Malé, ibu kota, memadati 200.000 orang di sebuah pulau seluas enam kilometer persegi — salah satu tempat terpadat di Bumi, dan kontras yang menarik dengan model satu pulau-satu resor yang mendefinisikan pariwisata Maladewa. Masjid Jumat Tua, yang dibangun dari batu karang pada tahun 1658, menjadi sorotan arsitektur, sementara pasar ikan dan kedai teh lokal menawarkan sekilas kehidupan sehari-hari Maladewa yang jarang dilihat oleh para tamu resor.

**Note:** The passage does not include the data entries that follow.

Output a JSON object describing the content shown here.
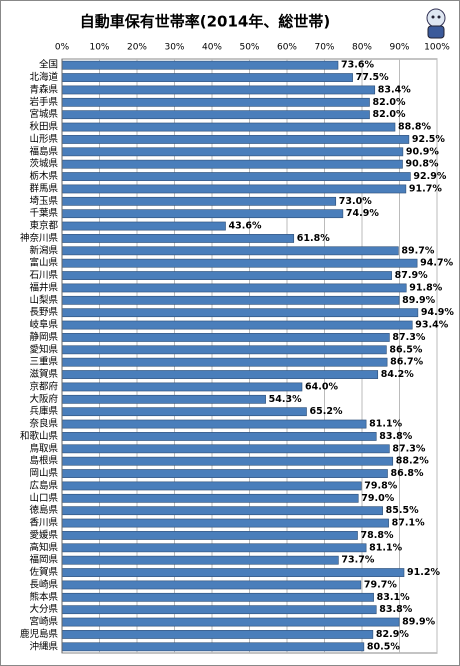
{
  "chart_data": {
    "type": "bar",
    "orientation": "horizontal",
    "title": "自動車保有世帯率(2014年、総世帯)",
    "categories": [
      "全国",
      "北海道",
      "青森県",
      "岩手県",
      "宮城県",
      "秋田県",
      "山形県",
      "福島県",
      "茨城県",
      "栃木県",
      "群馬県",
      "埼玉県",
      "千葉県",
      "東京都",
      "神奈川県",
      "新潟県",
      "富山県",
      "石川県",
      "福井県",
      "山梨県",
      "長野県",
      "岐阜県",
      "静岡県",
      "愛知県",
      "三重県",
      "滋賀県",
      "京都府",
      "大阪府",
      "兵庫県",
      "奈良県",
      "和歌山県",
      "鳥取県",
      "島根県",
      "岡山県",
      "広島県",
      "山口県",
      "徳島県",
      "香川県",
      "愛媛県",
      "高知県",
      "福岡県",
      "佐賀県",
      "長崎県",
      "熊本県",
      "大分県",
      "宮崎県",
      "鹿児島県",
      "沖縄県"
    ],
    "values": [
      73.6,
      77.5,
      83.4,
      82.0,
      82.0,
      88.8,
      92.5,
      90.9,
      90.8,
      92.9,
      91.7,
      73.0,
      74.9,
      43.6,
      61.8,
      89.7,
      94.7,
      87.9,
      91.8,
      89.9,
      94.9,
      93.4,
      87.3,
      86.5,
      86.7,
      84.2,
      64.0,
      54.3,
      65.2,
      81.1,
      83.8,
      87.3,
      88.2,
      86.8,
      79.8,
      79.0,
      85.5,
      87.1,
      78.8,
      81.1,
      73.7,
      91.2,
      79.7,
      83.1,
      83.8,
      89.9,
      82.9,
      80.5
    ],
    "value_labels": [
      "73.6%",
      "77.5%",
      "83.4%",
      "82.0%",
      "82.0%",
      "88.8%",
      "92.5%",
      "90.9%",
      "90.8%",
      "92.9%",
      "91.7%",
      "73.0%",
      "74.9%",
      "43.6%",
      "61.8%",
      "89.7%",
      "94.7%",
      "87.9%",
      "91.8%",
      "89.9%",
      "94.9%",
      "93.4%",
      "87.3%",
      "86.5%",
      "86.7%",
      "84.2%",
      "64.0%",
      "54.3%",
      "65.2%",
      "81.1%",
      "83.8%",
      "87.3%",
      "88.2%",
      "86.8%",
      "79.8%",
      "79.0%",
      "85.5%",
      "87.1%",
      "78.8%",
      "81.1%",
      "73.7%",
      "91.2%",
      "79.7%",
      "83.1%",
      "83.8%",
      "89.9%",
      "82.9%",
      "80.5%"
    ],
    "color": "#4a7ebb",
    "xlim": [
      0,
      100
    ],
    "xticks": [
      {
        "value": 0,
        "label": "0%"
      },
      {
        "value": 10,
        "label": "10%"
      },
      {
        "value": 20,
        "label": "20%"
      },
      {
        "value": 30,
        "label": "30%"
      },
      {
        "value": 40,
        "label": "40%"
      },
      {
        "value": 50,
        "label": "50%"
      },
      {
        "value": 60,
        "label": "60%"
      },
      {
        "value": 70,
        "label": "70%"
      },
      {
        "value": 80,
        "label": "80%"
      },
      {
        "value": 90,
        "label": "90%"
      },
      {
        "value": 100,
        "label": "100%"
      }
    ],
    "grid": true
  }
}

Celebrity Cruises menyertakan Maladewa dalam rute pelayaran Samudra Hindia, dengan kepulauan ini menyediakan beberapa tempat berlabuh yang paling menakjubkan secara visual dalam navigasi kapal pesiar — laguna turquoise, pulau pasir putih, dan kualitas cahaya Maladewa yang khas yang digambarkan oleh fotografer sebagai 'emas cair.'
November hingga April memberikan kondisi terkering, dengan Januari hingga Maret menawarkan visibilitas bawah air terbaik. Maladewa adalah destinasi yang membangkitkan rasa ingin tahu dan urgensi — rasa ingin tahu akan keindahan alam yang dihasilkan oleh evolusi di atas platform karang ini, dan urgensi dari pengetahuan bahwa naiknya permukaan laut mengancam untuk mengembalikan pulau-pulau ini ke lautan yang menciptakannya.